23.5.18

Diferenças contornáveis

Quando eu era mais nova, ficava me perguntando se um dia iria me juntar com alguém que compartilhasse os mesmos gostos pessoais. Alguém que fosse uma espécie de cópia minha e se encaixasse num questionário de similaridades. Infelizmente, como nada é simples nesta vida, na primeira vez que isso aconteceu, convivi com um cara que, por exemplo, não tinha paciência para livros e livrarias, tampouco gostava que eu lesse enquanto ele estivesse em casa. Para mim, que não esperava um rompimento tão grande com as coisas que faziam parte da minha identidade, o tempo que durou essa relação foi um período de renúncias forçadas.

Hoje em dia, com espaço para ler quando eu quero, percebo o quanto é importante dividir a vida com alguém que seja parecido comigo, mas também percebo que esse é um conceito limitado. 

Veja bem, eu adoraria estar com alguém que me acompanhasse nas leituras ou que soubesse o nome dos meus escritores favoritos, mas me conformo com alguém que entenda que livros fazem parte de quem sou desde sempre. Também amaria dividir um café fresco ou experimentar um sabor diferente, mas me conformo com alguém que compreenda que preciso de cafeína para viver.
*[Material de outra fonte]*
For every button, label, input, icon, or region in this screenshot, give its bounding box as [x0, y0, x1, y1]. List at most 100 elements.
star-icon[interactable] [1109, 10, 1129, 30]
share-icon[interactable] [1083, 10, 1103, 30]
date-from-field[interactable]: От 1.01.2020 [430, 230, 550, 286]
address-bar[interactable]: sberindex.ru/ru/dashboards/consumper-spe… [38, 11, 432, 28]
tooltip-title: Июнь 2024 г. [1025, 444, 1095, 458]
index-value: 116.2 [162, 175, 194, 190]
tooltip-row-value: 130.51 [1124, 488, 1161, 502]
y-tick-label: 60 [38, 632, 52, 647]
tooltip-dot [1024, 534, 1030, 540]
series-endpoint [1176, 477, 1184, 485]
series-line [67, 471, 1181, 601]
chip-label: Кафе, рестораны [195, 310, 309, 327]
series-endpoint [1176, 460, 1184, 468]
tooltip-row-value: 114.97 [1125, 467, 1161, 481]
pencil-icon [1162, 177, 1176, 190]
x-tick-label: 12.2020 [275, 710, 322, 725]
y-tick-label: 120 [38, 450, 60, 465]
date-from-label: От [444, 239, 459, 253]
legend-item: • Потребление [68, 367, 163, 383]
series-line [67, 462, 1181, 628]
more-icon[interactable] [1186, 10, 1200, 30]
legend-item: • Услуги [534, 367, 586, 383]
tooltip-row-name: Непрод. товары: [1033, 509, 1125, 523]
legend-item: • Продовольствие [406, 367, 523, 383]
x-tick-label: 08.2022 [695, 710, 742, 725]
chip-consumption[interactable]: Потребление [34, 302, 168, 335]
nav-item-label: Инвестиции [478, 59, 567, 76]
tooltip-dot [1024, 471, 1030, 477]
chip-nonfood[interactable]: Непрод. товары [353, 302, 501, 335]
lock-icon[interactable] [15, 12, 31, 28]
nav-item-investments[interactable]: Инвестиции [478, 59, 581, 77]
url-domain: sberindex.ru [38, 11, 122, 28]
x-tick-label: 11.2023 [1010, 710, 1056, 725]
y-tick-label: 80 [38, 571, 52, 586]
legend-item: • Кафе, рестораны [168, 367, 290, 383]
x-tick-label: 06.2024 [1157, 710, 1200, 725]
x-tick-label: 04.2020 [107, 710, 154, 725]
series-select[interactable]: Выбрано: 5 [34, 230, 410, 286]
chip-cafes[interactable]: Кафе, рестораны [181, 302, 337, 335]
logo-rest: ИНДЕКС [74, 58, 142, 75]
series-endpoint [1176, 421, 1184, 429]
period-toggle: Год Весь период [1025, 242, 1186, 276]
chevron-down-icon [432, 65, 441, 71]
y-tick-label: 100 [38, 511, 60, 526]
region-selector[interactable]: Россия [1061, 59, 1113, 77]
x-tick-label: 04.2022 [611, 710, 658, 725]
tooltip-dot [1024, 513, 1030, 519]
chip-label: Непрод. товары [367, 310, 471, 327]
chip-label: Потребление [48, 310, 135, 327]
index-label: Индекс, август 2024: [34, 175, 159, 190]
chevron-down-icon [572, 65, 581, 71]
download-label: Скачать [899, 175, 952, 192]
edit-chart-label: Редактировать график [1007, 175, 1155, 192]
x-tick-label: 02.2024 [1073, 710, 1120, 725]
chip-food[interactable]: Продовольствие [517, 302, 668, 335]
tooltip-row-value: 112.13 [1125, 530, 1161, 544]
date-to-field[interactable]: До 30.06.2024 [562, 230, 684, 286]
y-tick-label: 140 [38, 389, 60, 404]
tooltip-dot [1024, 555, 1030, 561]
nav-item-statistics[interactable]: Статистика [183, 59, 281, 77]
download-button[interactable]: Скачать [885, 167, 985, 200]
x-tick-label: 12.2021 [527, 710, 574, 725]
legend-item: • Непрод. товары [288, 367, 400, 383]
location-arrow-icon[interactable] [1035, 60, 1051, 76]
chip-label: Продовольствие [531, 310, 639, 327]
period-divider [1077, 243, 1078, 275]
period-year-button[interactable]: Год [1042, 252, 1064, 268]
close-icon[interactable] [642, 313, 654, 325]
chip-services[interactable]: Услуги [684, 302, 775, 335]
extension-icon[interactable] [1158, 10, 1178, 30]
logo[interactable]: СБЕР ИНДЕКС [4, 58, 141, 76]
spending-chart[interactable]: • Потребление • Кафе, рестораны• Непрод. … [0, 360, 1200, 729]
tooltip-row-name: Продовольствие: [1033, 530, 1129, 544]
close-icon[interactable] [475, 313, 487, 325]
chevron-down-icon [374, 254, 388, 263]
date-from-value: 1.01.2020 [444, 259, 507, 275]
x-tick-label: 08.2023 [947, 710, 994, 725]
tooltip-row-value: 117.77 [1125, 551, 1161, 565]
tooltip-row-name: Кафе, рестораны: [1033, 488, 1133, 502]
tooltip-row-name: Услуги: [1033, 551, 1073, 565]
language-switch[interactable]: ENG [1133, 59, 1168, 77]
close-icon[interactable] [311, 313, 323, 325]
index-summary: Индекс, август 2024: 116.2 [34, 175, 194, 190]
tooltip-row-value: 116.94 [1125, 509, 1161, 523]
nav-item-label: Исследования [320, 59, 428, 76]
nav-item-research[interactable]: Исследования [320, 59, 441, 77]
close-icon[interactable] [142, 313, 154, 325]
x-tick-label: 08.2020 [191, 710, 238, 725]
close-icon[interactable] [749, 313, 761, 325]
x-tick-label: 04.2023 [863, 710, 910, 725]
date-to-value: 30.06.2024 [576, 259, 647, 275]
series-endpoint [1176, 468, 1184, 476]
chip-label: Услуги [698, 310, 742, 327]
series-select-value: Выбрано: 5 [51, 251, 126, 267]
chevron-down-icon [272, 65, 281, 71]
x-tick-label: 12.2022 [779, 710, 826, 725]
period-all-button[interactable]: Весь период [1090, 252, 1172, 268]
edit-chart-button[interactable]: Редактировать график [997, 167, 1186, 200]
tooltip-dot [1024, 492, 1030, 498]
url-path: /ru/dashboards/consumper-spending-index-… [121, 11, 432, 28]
Não sei se cansei ou se evolui mentalmente, o fato é que parei de limitar meu envolvimento com as pessoas por causa de diferenças bobas.

Não faço mais questão de sair apenas com alguém que goste filmes de arte e séries europeias ou que entenda de enquadramentos, câmeras e tipos de lentes. Nem que entenda de gastronomia, nem de blogs, nem de plantar suculentas, nem de organização. Existem coisas que amo, mas que os outros não precisam amar de volta. Só precisam respeitar, assim como tenho que respeitar os interesses deles. 

Certa vez namorei um cara que achava que livros demais era bobagem. Por ele, era melhor que eu desse ou vendesse todo os meus livros já lidos. Eu achava que sofrer por um time e assistir todos os jogos era uma puta bobagem. Para ele, era algo importante. 

As pessoas costumam dizer que os opostos se atraem, no entanto, acredito que isso só funcione bem com os elétrons. Viver com alguém completamente diferente não funciona. É desgastante, frustrante, solitário – principalmente para o lado que está sempre cedendo e abrindo mão das coisas que gosta por causa do outro. 

A questão é: existem diferenças que são contornáveis. Eu não dispensaria uma pessoa por ela ter um gosto musical diferente ou por ela não gostar de comida japonesa. Por ela gostar de filmes de comédia ou preferir dormir até tarde. Eu dispensaria se ela tivesse um estilo de vida incompatível com o meu. Se nossos desejos para o futuro fossem opostos. Se eu precisasse me anular para me encaixar no mundo dela. 

O resto é aprendizado. E a oportunidade de ser surpreendida por alguém que, num primeiro momento, não parecia interessante.